We’re also interested in unpacking the rhetoric itself. For example, slogans like “Free Palestine” are increasingly used not as calls for political solutions, but as rallying cries for confrontation — even violence. The ambiguity of such slogans allows them to appear benign while carrying far more radical connotations in practice. Our work aims to document how that shift has happened and what it signals going forward.
Ultimately, the question is not just what these groups are saying or where — but how their messaging translates into action, and what that means for the safety and well-being of Jewish students across the country.
If your report could influence one concrete policy shift in higher education, what would you want it to be?
If there’s one change I hope this research can help drive, it’s the return of real intellectual accountability on campus — where extremist ideologies aren’t ignored or silently tolerated, but directly confronted and debated.
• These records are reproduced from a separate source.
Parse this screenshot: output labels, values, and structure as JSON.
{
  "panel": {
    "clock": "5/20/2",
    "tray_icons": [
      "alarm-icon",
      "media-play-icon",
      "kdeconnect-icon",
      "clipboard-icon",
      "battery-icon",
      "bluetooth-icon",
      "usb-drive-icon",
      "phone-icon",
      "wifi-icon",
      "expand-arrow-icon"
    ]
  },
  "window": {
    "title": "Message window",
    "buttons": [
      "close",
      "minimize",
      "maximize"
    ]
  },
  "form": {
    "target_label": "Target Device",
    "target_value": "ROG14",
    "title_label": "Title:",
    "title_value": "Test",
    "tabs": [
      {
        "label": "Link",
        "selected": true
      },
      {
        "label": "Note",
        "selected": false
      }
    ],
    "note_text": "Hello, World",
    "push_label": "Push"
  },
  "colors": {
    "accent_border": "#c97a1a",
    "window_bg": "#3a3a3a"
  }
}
Right now, these radical narratives — often rooted in antisemitism and calls for the destruction of Israel — are rarely challenged in academic settings. They’re either overlooked or accepted under the guise of “activism,” with little effort made to unpack their moral, historical, or political implications. That silence has created a vacuum where hostility toward Jews and Israel can flourish unchecked.
Universities must reclaim their role as places of rigorous inquiry. Dangerous ideologies should not be silenced — but they must be examined, questioned, and openly debated. If students were actually exposed to serious analysis of these claims –from historical, ethical, and legal perspectives — I believe the vast majority would reject them.
But that requires courage from administrators, faculty, and student leaders alike. It means creating space for genuine debate, protecting diverse viewpoints — including Jewish and pro-Israel voices — and insisting on intellectual honesty over ideological conformity.
Higher education must not be a place where antisemitism hides behind slogans. It should be a place where it is unmasked and challenged, in full view.
As antisemitism continues to spread across campuses and online spaces, the need for decisive leadership, academic accountability, and cross-campus solidarity has never been more urgent.